Andhra Pradesh Style Lamb Chop Pepper Fry
Ready In: 50 mins
Serves: 4
Ingredients
- 4 lamb chops
- 6 tablespoons vegetable oil
- salt, to taste
- 1 tablespoon fresh ground black pepper
- 1 tablespoon ginger-garlic paste
- 1⁄2 teaspoon turmeric powder
- 300 g onions, chopped
- 1 tablespoon ginger-garlic paste
- 4 g green chili peppers, chopped
- 40 g curry leaves
- 150 ml tomato puree, fresh
- 1 tablespoon coriander powder
- 1 1⁄2 teaspoons ground black pepper
- 1 tablespoon cumin powder
- 1⁄4 teaspoon turmeric powder
- 1 teaspoon kashmiri chili powder
- 1⁄4 teaspoon garam masala powder
- 20 curry leaves, fried
Directions
- Preheat the oven to 180 degrees Celsius.

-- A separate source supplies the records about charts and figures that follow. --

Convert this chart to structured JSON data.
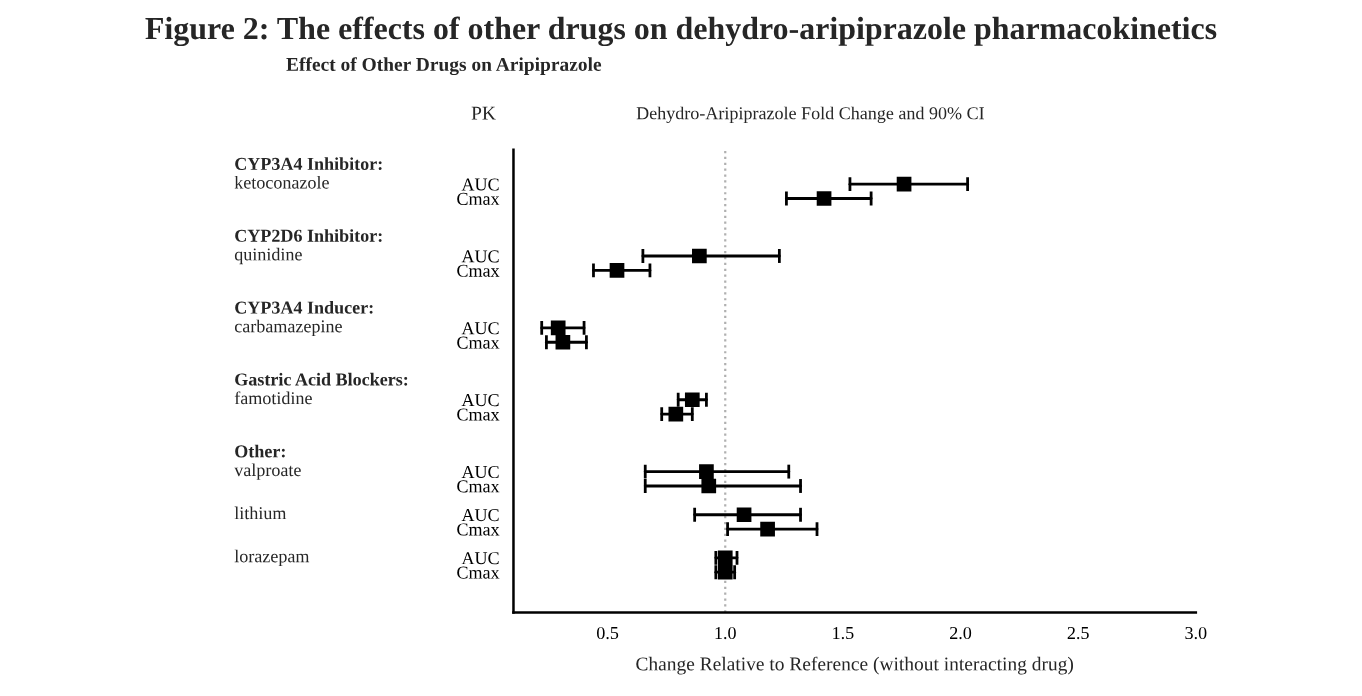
{
  "chart_data": {
    "type": "scatter",
    "orientation": "horizontal",
    "title": "Figure 2: The effects of other drugs on dehydro-aripiprazole pharmacokinetics",
    "subtitle": "Effect of Other Drugs on Aripiprazole",
    "xlabel": "Change Relative to Reference (without interacting drug)",
    "annotations": [
      "PK",
      "Dehydro-Aripiprazole Fold Change and 90% CI",
      "CYP3A4 Inhibitor:",
      "ketoconazole",
      "CYP2D6 Inhibitor:",
      "quinidine",
      "CYP3A4 Inducer:",
      "carbamazepine",
      "Gastric Acid Blockers:",
      "famotidine",
      "Other:",
      "valproate",
      "lithium",
      "lorazepam"
    ],
    "categories": [
      "AUC",
      "Cmax",
      null,
      null,
      null,
      "AUC",
      "Cmax",
      null,
      null,
      null,
      "AUC",
      "Cmax",
      null,
      null,
      null,
      "AUC",
      "Cmax",
      null,
      null,
      null,
      "AUC",
      "Cmax",
      null,
      "AUC",
      "Cmax",
      null,
      "AUC",
      "Cmax"
    ],
    "values": [
      1.76,
      1.42,
      null,
      null,
      null,
      0.89,
      0.54,
      null,
      null,
      null,
      0.29,
      0.31,
      null,
      null,
      null,
      0.86,
      0.79,
      null,
      null,
      null,
      0.92,
      0.93,
      null,
      1.08,
      1.18,
      null,
      1.0,
      1.0
    ],
    "errors": [
      [
        1.53,
        2.03
      ],
      [
        1.26,
        1.62
      ],
      null,
      null,
      null,
      [
        0.65,
        1.23
      ],
      [
        0.44,
        0.68
      ],
      null,
      null,
      null,
      [
        0.22,
        0.4
      ],
      [
        0.24,
        0.41
      ],
      null,
      null,
      null,
      [
        0.8,
        0.92
      ],
      [
        0.73,
        0.86
      ],
      null,
      null,
      null,
      [
        0.66,
        1.27
      ],
      [
        0.66,
        1.32
      ],
      null,
      [
        0.87,
        1.32
      ],
      [
        1.01,
        1.39
      ],
      null,
      [
        0.96,
        1.05
      ],
      [
        0.96,
        1.04
      ]
    ],
    "color": "#000000",
    "ref_lines": [
      {
        "axis": "x",
        "value": 1.0,
        "label": null,
        "color": "#b0b0b0",
        "line_style": "dotted"
      }
    ],
    "xlim": [
      0.1,
      3.0
    ],
    "xticks": [
      0.5,
      {
        "value": 1,
        "label": "1.0"
      },
      1.5,
      {
        "value": 2,
        "label": "2.0"
      },
      2.5,
      {
        "value": 3,
        "label": "3.0"
      }
    ],
    "marker": "square",
    "grid": false,
    "legend": false
  }
}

- Marinate the lamb chops with salt, ground black pepper, ginger-garlic paste, turmeric powder, and 2 tablespoons of vegetable oil. Set aside in a refrigerator for an hour.
- Meanwhile, heat 4 tablespoon of vegetable oil in a large saucepan or a wok, and add chopped green chile and onions. Stir-fry for 5 to 7 minutes or until golden brown.
- Add curry leaves, ginger-garlic paste, and the dry spice powders and stir-fry for a minute. Pour in the fresh tomato purée and cook for 5 more minutes. Keep warm.
- Remove the chops from the refrigerator and sear them on a hot skillet for a couple of minutes on each side. Place them on a roasting tray and cook in the oven for 4 to 5 minutes. Transfer to the saucepan and cook with the pepper masala for 3 to 4 minutes. Garnish with fried curry leaves and serve with Kerala Parotta (Kerala Paratha).